“Originally,” he said. “I later wrote in an algorithm to spare those under the age of sixteen.” He’d never had a childhood; Sahara had come to womanhood in a cage. It seemed fitting to spare the children they had never had a chance to be.
Sahara shook her head in a mute refusal to accept what he would’ve done.
“It was intended as a last option.” To be initiated only if they had stolen her from him forever.
“Seizing control of the Net will be intensely more satisfying.”
“You’re the wrong person to be in charge of so many lives,” Sahara said, her arms still locked around his body. “You have no allegiance to the Net.”
Kaleb was in no way insulted by her judgment. He knew what he was, knew that his experience at Enrique’s hand had permanently warped the fabric of his personality. But— “My allegiance is yours, and you need the Net to thrive.”
Huge, dark eyes, one of her hands coming around to lie on his heart again. “What are you doing to me, Kaleb?”
“Someone,” he said, closing his hand over her own, “has to make the ruthless decisions or the Net will die anyway.” He showed her images of the rotting places where nothing could survive, reminded her of the infection that had taken hold in the psychic fabric that connected every Psy on the planet but for the renegades. “Our race is on the verge of extinction.”
Sahara’s fingers flexed, her expression somber. “Our people have voluntarily crippled themselves.
Of course that damage will be reflected in the Net. The only thing that might reverse the—” Her eyes widened. “You’re planning the fall of Silence.”
“It can’t fall for all, but for the majority it must.” If it didn’t and the rot continued to grow, the poisonous biofeedback would equal a slow death for millions upon millions.

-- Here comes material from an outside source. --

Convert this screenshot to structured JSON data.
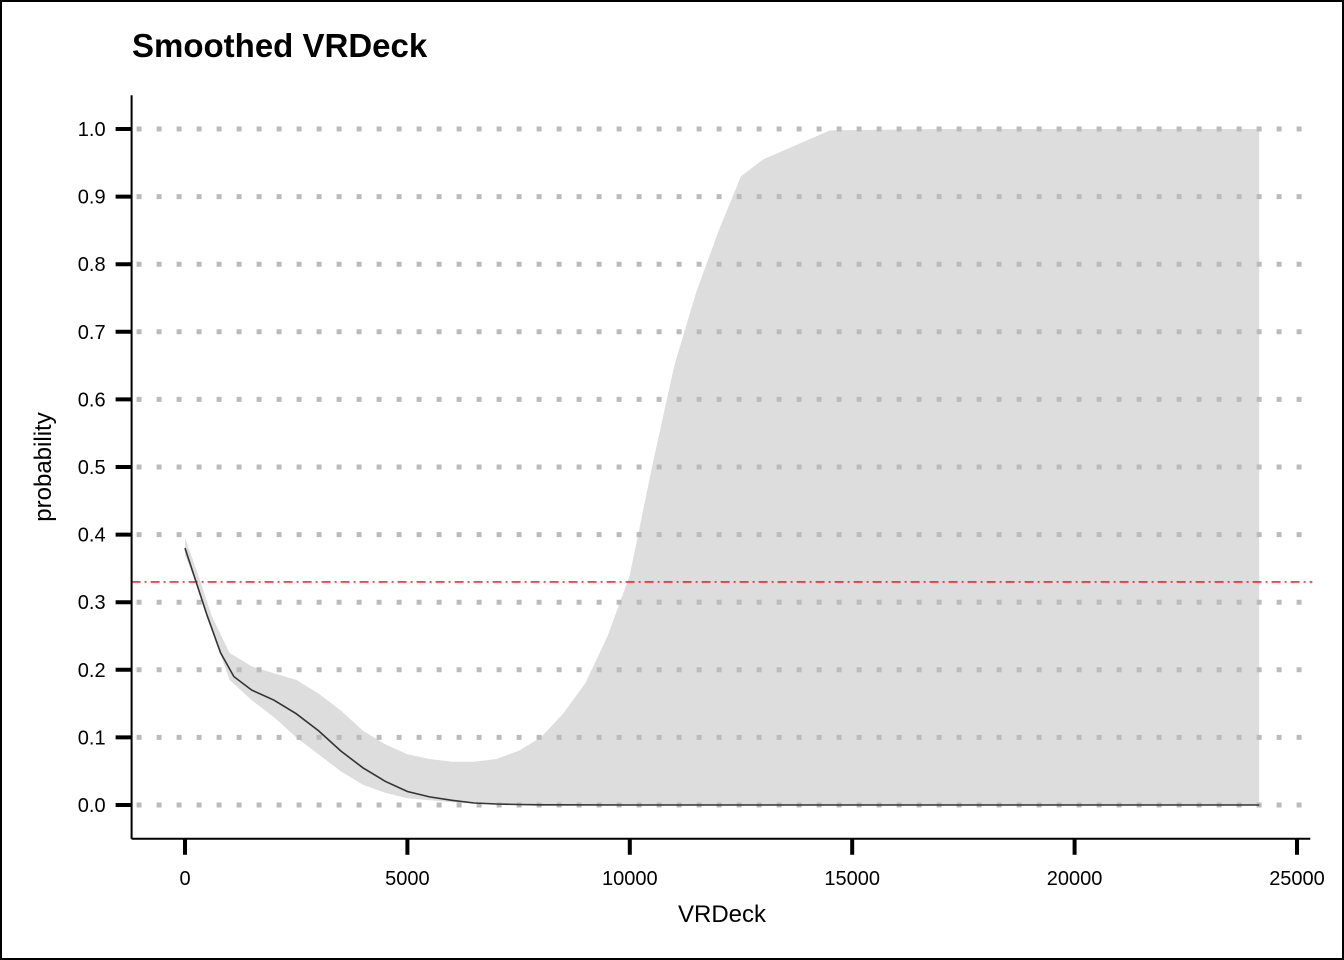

“A sudden fall will cause massive psychic shock,” Sahara argued. “Thousands upon thousands could die.”
“Acceptable collateral damage.” Kaleb had no problem with losing a quarter or even half of the population. “Those who remain will be the strongest, most resilient.”
Sahara shook her head. “You can’t mean that.”
“It’s a practical solution. Slicing off the diseased and the weak will mean our race has a stronger foundation on which to grow.”
“I fall into that category.” A fierce response that spoke to the steel that ran through her body. “I’m weak yet, still broken in so many ways.”
He knew what she was trying to do, but—“I don’t have empathy, Sahara. I can’t feel for those who are going to die. It would be akin to asking a falcon to take flight when his wings had long been hacked off.”
He remembered the bone-shaking fear he’d felt as a three-year-old thrown into the hell that was Santano Enrique’s “training.” He also remembered the day he’d embraced the full weight of the conditioning. Better to feel nothing, he had thought with a calm unnatural for the boy he’d been, than to scream in horror every minute of his existence.
“You,” he said, “are the single exception to that rule.” The oldest, deepest, most beautiful flaw in his Silence. “Without you, I would be a monster.”
* * *
SAHARA lay in bed hours after Kaleb left her to meet with the Arrows, the calm way he’d told her of his lack of empathy colliding with her fears about his possible collusion with Pure Psy to leave her scared in a way that went so deep, it was in her very cells. Not of him. For him. For her Kaleb, who had never, ever let her down.
It didn’t matter that she didn’t have the memories to support that truth—she knew it the same way she knew the sky was blue and the rain wet, a fact so absolute it was beyond question.
“I will fight for you.”
With that determined vow, she sat up and pushed the window open to look out into the night- cloaked forest, the heavy darkness as impenetrable as Kaleb’s eyes when he wanted them to be. Was he right? Had his capacity for empathy been destroyed during the nightmare of his childhood? She wanted to disbelieve him, to assume it was simply buried deep, but then she thought of the damage done to her by Tatiana, and, heart hurting, considered the choices a vulnerable boy may have made to survive . . . and accepted he might be telling the absolute truth.
Even as she struggled with that realization, part of her mind continued to tug strands of memory free from the vault . . . and suddenly an entire chunk of her past came loose without warning.
She was cutting through the park again, her school satchel banging lightly against her hip.
There were two younger students ahead of her, both on bicycles, but they disappeared around the corner a second later. Sahara twisted to fiddle with the strap of her satchel, her aim to confirm there was no one behind her, either.
The pathway was empty.
Picking up her pace, she waited until she was in the single surveillance blind spot along this route, then slipped off the path and into the bushes. It took her half a minute of rapid walking to reach the grove of trees to the right of the path. No one would call it a forest, but the small wood was thick enough to provide cover. More important, it was out of range of the security cameras.
Sahara didn’t think anyone watched the cameras twenty-four/seven. Their main purpose was to act as a deterrent against antisocial behavior. If, however, someone ever became suspicious of her actions to the extent of tracking her movements, that individual would find exactly nothing. She’d arrive home via another route, making it appear as if she’d decided to walk off the approved route. A fact that would get her a stern lecture about safety but carry no other consequences.